In Germany, healthcare providers are subject to heightened cybersecurity obligations due to the sensitivity of health data and the critical nature of healthcare services. These obligations arise from a combination of data protection law, sector-specific healthcare regulation and general cybersecurity legislation. Many hospitals and larger healthcare institutions are classified as critical infrastructure (KRITIS) operators and must implement risk-based technical and organisational measures, including incident-response planning and regular security assessments, under BSI supervision.       

Cybersecurity requirements for medical devices are primarily shaped by EU product regulation. Under the Medical Device Regulation (Regulation EU 2017/745 – MDR), manufacturers must address cybersecurity risks throughout the product life cycle. Where devices qualify as products with digital elements, additional horizontal EU cybersecurity requirements may apply, reinforcing security-by-design, vulnerability management and update capabilities.       

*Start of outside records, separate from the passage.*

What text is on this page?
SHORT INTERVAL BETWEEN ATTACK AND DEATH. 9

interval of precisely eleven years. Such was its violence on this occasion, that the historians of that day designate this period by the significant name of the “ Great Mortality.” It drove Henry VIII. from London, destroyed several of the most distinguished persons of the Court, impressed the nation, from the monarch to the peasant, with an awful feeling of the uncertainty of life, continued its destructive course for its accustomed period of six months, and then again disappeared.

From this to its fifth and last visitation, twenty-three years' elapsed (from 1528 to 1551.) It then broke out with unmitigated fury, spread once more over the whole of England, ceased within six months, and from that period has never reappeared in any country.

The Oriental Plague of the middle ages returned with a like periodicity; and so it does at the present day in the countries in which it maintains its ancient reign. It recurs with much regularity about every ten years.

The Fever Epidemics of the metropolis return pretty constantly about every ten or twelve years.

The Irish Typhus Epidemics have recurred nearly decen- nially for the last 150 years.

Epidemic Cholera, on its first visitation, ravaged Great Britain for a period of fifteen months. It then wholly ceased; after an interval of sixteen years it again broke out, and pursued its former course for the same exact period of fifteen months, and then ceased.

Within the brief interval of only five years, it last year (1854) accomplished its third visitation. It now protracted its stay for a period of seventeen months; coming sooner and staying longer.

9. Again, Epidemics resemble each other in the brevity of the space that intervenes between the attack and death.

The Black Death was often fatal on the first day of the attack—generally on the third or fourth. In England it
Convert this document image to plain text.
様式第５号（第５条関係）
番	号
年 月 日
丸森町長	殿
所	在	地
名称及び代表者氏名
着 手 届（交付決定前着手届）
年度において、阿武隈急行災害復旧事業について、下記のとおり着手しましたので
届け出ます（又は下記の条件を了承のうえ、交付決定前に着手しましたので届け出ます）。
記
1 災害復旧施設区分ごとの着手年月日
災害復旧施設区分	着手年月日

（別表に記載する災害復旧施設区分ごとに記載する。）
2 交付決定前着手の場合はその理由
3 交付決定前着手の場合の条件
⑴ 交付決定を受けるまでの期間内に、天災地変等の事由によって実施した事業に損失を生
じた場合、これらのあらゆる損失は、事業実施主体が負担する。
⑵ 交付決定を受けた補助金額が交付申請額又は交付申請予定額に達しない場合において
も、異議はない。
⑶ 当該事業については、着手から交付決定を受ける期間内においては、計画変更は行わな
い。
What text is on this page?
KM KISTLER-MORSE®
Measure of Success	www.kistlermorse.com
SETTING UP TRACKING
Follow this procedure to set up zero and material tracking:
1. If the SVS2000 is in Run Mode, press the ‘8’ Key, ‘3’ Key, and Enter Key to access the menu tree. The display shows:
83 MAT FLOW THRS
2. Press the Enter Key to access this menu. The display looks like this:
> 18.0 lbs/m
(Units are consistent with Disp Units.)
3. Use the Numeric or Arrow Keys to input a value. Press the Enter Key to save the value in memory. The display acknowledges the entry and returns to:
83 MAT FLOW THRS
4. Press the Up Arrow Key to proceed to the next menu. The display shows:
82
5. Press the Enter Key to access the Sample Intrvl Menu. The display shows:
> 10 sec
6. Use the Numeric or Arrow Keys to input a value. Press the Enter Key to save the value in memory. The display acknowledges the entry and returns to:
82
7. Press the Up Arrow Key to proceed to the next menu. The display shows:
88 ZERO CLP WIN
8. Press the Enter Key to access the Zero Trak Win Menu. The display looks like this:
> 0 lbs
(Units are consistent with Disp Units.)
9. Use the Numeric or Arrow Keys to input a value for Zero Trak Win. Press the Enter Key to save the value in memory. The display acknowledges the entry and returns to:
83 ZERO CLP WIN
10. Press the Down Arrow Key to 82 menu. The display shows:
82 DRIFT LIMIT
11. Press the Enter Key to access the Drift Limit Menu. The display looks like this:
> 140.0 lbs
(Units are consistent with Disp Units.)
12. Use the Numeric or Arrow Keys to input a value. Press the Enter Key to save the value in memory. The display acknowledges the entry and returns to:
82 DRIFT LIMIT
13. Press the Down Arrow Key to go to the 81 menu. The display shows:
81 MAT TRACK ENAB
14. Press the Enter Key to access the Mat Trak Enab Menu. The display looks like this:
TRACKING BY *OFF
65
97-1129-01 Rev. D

Germany’s electronic health record systems and digital health infrastructure are subject to specific statutory security requirements, including access controls, authentication and encryption. Compliance is often linked to certification or approval processes and is a prerequisite for participation in national health IT systems and reimbursement schemes.       

Healthcare entities face overlapping incident-reporting obligations under data protection and cybersecurity law. Short reporting timelines reflect the potential impact on patient safety and service continuity. Cybersecurity certification also plays a key role in healthcare procurement, with recognised standards frequently required for market access and public-sector contracts.